Click on the photos to enlarge.
A final look from Sans Souci Hill toward the "Ruin Hill" crowned by a Norman tower and artificial, classical ruins.

In the afternoon, everybody prepared for the long evening. We had a buffet dinner on a ship where no fireworks were allowed. 

Red Baron made it to Luisenplatz, where our hotel was located, just in time to experience the turn of the year. And then I had the fireworks of my life. The square was a "hot spot." I was amid soaring rockets and exploding firecrackers. It was breathtaking. Judge for yourself:






The night ended at the hotel bar, where - in the absence of champagne - I toasted with a glass of sparkling wine with a good friend of many years who had coincidentally booked the same trip. We drank to a "better" New Year. 

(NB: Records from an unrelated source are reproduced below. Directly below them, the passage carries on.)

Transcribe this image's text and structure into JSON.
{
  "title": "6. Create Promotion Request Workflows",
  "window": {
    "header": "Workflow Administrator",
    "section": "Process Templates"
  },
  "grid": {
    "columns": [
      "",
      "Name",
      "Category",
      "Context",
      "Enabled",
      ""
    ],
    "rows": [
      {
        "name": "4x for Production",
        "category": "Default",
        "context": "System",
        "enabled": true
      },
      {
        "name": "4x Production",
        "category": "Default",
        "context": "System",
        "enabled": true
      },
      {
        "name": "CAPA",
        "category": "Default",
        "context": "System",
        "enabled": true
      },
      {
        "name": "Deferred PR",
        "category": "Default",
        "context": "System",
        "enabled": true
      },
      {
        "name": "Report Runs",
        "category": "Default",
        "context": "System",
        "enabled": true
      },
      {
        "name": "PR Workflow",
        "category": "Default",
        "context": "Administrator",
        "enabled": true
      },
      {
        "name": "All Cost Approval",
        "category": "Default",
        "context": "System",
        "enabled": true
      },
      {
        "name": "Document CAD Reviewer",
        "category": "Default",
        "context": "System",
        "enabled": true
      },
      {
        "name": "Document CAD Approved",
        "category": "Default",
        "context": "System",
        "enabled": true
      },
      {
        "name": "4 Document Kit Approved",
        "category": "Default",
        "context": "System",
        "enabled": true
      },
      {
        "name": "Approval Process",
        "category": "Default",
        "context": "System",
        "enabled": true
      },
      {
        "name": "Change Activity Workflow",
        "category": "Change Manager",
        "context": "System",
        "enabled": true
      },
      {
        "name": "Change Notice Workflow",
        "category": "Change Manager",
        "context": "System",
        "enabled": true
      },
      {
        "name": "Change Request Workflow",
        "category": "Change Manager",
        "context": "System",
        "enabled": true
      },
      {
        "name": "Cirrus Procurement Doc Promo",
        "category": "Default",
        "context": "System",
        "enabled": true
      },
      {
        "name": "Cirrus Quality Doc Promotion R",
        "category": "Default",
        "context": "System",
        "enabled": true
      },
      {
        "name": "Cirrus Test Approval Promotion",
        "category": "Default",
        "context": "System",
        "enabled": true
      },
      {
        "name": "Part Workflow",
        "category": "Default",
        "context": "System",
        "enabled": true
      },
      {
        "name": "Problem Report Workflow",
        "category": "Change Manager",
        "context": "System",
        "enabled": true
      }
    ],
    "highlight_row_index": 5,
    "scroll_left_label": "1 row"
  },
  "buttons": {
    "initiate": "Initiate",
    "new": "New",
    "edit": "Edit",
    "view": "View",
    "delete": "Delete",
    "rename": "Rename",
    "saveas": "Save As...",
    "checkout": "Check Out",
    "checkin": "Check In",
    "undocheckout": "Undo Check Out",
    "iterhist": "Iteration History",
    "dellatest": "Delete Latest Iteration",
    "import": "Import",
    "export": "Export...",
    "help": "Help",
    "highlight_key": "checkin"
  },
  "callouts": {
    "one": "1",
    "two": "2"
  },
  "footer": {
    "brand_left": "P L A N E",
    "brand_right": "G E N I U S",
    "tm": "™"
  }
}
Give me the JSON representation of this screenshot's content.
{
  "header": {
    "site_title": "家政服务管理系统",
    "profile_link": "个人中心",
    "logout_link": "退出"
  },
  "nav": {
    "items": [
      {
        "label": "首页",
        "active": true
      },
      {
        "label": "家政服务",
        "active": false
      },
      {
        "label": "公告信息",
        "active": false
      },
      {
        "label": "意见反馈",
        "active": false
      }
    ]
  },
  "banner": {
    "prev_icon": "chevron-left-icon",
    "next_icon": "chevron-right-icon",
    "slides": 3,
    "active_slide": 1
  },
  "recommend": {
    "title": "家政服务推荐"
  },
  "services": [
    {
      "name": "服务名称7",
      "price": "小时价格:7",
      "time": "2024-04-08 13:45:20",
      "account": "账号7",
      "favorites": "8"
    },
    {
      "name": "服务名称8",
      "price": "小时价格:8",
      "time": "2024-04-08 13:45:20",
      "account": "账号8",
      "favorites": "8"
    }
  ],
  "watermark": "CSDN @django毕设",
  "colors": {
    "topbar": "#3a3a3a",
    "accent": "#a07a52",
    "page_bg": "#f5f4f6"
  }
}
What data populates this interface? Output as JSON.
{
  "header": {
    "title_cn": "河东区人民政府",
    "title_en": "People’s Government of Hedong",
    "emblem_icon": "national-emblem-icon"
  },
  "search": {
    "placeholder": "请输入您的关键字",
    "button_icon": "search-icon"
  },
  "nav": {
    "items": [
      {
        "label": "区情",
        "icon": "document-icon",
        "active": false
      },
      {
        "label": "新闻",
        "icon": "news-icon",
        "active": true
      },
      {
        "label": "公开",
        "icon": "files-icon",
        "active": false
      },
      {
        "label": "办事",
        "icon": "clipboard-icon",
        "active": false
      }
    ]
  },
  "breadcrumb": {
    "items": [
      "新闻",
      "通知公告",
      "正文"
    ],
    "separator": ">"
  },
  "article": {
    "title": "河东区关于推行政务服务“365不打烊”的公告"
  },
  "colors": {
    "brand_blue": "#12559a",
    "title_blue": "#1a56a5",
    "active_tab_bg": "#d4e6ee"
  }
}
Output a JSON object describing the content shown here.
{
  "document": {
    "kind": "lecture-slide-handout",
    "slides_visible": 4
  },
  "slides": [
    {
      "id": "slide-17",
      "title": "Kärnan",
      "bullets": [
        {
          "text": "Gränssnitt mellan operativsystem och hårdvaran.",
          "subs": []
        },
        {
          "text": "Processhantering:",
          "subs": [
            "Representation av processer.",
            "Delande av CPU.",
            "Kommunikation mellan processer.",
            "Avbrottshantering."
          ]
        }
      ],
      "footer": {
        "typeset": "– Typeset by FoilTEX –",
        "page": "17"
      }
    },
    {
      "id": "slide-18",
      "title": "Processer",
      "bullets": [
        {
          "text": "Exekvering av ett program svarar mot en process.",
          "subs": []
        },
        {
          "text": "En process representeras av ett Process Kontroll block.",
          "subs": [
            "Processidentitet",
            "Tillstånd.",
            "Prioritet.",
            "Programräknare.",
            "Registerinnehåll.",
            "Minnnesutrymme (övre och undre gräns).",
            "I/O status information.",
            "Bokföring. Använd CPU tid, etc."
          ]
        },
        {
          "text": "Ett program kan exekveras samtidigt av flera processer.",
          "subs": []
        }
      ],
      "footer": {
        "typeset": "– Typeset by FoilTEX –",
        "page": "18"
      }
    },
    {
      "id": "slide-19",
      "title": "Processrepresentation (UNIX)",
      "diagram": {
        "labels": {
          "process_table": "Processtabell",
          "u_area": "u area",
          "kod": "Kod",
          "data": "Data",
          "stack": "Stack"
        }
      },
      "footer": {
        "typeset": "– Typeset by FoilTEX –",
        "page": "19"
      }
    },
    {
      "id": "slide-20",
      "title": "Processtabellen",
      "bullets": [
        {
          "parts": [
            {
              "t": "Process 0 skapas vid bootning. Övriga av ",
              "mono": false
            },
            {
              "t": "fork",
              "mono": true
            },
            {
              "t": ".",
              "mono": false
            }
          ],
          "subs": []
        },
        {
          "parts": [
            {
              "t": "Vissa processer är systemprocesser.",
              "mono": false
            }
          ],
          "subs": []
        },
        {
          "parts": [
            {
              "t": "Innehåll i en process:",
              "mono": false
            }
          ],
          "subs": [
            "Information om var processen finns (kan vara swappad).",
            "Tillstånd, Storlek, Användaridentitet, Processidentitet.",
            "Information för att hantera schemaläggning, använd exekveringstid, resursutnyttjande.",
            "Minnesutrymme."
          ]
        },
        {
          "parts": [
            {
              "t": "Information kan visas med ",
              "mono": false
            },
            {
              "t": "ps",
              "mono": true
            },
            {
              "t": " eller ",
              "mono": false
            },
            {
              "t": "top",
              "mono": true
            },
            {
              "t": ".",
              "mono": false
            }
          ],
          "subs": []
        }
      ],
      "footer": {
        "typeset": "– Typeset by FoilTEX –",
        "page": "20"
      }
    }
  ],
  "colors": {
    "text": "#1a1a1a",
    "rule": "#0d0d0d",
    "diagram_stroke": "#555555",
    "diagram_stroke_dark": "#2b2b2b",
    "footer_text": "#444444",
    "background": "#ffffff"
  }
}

 On New Year's morning, the group set off on its long trip from Potsdam to Freiburg at 10 a.m. I was in awe of our bus driver, who managed to get us back home in exactly 11 hours. 

The only advantage of this long journey was that I was able to finish the 1000-page biography of Christoph Martin Wieland, the founder of modern German literature. Jan Philipp Reemtsma, a master of the German language, wrote a book in which he not only pulls Wieland out of oblivion but highlights Christoph Martin's services to German literature with great expertise. I will discuss the highlights of this excellent book in a future blog. 

With this first blog in 2024, I wish all my readers not a good New Year but a "better" one.